Malam harinya, Agni, Gabriel dan orang tuanya sudah berkumpul untuk makan malam. Sesekali terdengar canda tawa tapi tak jarang juga terdengar pertengkaran-pertengkaran kecil dari Gabriel dan Agni. Saat ini Gabriel sudah duduk di bangku kuliah tepatnya di jurusan arsitektur semester dua sedangkan Agni duduk di kelas tiga SMA, sebenarnya sangat disayangkan disaat-saat akhir seolah Agni harus pindah tapi pekerjaan ayah mereka yang harus memaksa mereka untuk kembali ke Jakarta.
Selama di Jogja hampir setiap hari Agni mengirimkan Alvin surat, dan itu hanya berlangsung sampai Agni kelas tiga SMP. Saat mendekati kelulusan SMP, Alvin tidak pernah lagi membalas-surat-surat yang dikirimkan Agni dan sampai saat ini Agni tidak mengetahui bagaimana keadaan Alvin. Kabar yang didapatnya Alvin sekarang sudah pindah dari rumahnya yang dulu, dan Agni sama sekali tidak mengetahui dimana alamat baru Alvin.

“Agni, besok kamu udah bisa masuk sekolah” ujar sang ayah.

“Emang Agni sekolah dimana yah?” tanya Agni sambil menyantap makanannya.

“Kamu sekolah di SMA Harapan Bangsa #jangandicaripenulisngasal” jawab sang ayah sambil menyeruput (?) minumannya.

“Ouw… iya deh yah, besok Agni kesananya sama siapa? Ayah atau Abang yang nganter”

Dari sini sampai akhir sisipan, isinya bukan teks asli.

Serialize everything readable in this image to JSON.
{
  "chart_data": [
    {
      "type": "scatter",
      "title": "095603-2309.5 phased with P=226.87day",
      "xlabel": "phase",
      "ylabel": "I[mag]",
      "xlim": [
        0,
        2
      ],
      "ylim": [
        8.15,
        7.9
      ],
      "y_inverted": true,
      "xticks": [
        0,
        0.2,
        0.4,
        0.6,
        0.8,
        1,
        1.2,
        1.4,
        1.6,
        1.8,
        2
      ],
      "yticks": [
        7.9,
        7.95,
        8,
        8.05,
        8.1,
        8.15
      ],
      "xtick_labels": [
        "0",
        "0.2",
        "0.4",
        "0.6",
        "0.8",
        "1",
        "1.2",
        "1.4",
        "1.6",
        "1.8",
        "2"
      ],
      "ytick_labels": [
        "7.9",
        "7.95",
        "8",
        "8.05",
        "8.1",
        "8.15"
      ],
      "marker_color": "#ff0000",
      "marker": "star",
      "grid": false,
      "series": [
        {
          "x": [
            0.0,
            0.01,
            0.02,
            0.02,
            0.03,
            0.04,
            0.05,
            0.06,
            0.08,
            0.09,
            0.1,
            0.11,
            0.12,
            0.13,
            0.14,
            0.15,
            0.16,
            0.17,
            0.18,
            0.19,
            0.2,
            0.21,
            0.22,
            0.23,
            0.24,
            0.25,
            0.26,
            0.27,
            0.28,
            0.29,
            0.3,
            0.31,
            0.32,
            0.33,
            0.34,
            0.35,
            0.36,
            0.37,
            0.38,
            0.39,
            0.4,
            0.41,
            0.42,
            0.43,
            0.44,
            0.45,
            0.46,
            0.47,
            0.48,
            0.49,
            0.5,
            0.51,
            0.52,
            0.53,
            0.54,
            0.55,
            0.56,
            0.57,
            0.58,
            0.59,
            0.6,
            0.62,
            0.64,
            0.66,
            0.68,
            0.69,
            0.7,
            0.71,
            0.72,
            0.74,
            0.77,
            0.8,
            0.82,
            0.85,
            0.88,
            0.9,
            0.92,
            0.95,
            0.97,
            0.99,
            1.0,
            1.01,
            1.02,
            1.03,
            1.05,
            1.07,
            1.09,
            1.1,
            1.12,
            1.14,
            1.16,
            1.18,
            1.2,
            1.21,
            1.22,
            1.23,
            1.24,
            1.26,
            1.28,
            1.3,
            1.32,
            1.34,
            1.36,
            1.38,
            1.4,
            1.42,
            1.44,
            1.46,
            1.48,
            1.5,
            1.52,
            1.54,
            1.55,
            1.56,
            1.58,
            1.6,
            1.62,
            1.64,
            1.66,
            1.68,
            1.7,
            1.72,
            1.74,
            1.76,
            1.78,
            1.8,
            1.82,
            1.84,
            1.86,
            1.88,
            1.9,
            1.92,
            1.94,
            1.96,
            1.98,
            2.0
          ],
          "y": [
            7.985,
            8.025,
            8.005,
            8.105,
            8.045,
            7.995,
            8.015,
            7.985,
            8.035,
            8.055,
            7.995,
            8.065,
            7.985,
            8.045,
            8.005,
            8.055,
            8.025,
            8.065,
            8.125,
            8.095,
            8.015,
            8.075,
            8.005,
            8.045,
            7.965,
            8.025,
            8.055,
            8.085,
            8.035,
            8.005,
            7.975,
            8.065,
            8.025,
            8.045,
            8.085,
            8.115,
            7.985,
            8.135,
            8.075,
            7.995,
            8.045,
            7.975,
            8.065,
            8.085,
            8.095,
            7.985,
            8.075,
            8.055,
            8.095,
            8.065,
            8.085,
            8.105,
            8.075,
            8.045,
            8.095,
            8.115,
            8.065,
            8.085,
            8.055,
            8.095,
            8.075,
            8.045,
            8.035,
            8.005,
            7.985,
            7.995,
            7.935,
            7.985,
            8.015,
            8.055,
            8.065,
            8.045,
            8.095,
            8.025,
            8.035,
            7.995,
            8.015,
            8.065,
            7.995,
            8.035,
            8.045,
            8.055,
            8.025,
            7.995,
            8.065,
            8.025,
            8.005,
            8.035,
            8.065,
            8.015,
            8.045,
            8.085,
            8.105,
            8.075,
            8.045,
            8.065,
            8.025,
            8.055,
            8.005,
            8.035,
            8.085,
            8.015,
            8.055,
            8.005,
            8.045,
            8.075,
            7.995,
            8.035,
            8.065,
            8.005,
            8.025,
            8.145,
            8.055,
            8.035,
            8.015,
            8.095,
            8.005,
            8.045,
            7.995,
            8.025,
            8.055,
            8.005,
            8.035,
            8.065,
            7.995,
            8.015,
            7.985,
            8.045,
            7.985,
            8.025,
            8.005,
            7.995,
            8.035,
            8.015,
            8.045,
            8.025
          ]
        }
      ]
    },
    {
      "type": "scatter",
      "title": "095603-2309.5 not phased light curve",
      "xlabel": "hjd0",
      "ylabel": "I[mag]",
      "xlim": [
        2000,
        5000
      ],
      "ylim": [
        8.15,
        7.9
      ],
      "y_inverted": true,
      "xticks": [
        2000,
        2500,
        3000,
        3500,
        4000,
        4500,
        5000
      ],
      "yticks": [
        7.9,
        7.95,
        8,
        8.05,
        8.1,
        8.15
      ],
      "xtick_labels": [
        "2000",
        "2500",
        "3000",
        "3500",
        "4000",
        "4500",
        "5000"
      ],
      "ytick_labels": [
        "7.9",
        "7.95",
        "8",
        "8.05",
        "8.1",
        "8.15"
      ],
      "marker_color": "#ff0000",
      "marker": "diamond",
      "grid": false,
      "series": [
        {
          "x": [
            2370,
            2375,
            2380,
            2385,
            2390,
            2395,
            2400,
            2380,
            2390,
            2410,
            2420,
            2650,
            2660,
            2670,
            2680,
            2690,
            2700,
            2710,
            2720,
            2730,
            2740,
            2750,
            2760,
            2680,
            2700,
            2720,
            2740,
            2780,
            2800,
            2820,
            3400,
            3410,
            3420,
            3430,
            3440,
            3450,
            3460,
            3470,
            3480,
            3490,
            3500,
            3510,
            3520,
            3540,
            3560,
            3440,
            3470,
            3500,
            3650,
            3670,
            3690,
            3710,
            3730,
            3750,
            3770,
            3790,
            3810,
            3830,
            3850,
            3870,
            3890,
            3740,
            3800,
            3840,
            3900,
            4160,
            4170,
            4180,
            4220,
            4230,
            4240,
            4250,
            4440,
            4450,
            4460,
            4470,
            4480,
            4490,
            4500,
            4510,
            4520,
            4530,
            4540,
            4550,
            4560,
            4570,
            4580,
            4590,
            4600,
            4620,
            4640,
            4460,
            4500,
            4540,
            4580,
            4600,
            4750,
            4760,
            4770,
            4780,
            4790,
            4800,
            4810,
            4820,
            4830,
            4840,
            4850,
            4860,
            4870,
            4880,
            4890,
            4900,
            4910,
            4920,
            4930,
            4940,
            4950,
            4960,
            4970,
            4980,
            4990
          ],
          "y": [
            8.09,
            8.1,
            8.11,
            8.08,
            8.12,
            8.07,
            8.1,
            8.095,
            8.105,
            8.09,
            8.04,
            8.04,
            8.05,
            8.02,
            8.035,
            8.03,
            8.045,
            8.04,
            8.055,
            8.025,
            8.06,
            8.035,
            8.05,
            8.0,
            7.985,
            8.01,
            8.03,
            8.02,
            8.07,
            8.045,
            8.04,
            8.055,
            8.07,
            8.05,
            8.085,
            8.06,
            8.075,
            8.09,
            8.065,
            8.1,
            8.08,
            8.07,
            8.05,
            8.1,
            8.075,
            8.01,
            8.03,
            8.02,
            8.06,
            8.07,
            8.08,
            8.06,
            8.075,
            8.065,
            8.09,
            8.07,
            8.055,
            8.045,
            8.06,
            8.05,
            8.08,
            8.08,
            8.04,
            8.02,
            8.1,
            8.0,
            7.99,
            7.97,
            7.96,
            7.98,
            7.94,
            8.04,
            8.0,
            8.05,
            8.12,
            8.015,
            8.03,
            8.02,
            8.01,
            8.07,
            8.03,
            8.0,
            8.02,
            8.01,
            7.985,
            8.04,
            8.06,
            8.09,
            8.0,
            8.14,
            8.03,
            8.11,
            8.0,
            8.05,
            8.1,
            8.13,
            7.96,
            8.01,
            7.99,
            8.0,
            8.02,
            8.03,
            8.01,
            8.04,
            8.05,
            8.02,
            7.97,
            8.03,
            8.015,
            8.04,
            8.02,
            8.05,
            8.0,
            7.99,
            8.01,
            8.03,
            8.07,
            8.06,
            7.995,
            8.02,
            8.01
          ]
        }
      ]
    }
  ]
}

“Sama ayah de’ soalnya besok abang juga harus masuk di kampus yang baru” kali ini Gabriel yang menjawab pertanyaan sang adik. Agni hanya mengangguk-anggukan kepalanya.

“Ya udah deh, bun, yah Agni ke kamar dulu ya” pamit Agni tapi langkahnya terhenti ketika Gabriel memanggilnya.

“Eits… loe ngga pamit sama gue de’?” ujar Gabriel seketika menghentikan langkah Agni.

“Situ siapa ya? Ngga kenal saya” balas Agni cuek dan langsung kabur ke kamarnya.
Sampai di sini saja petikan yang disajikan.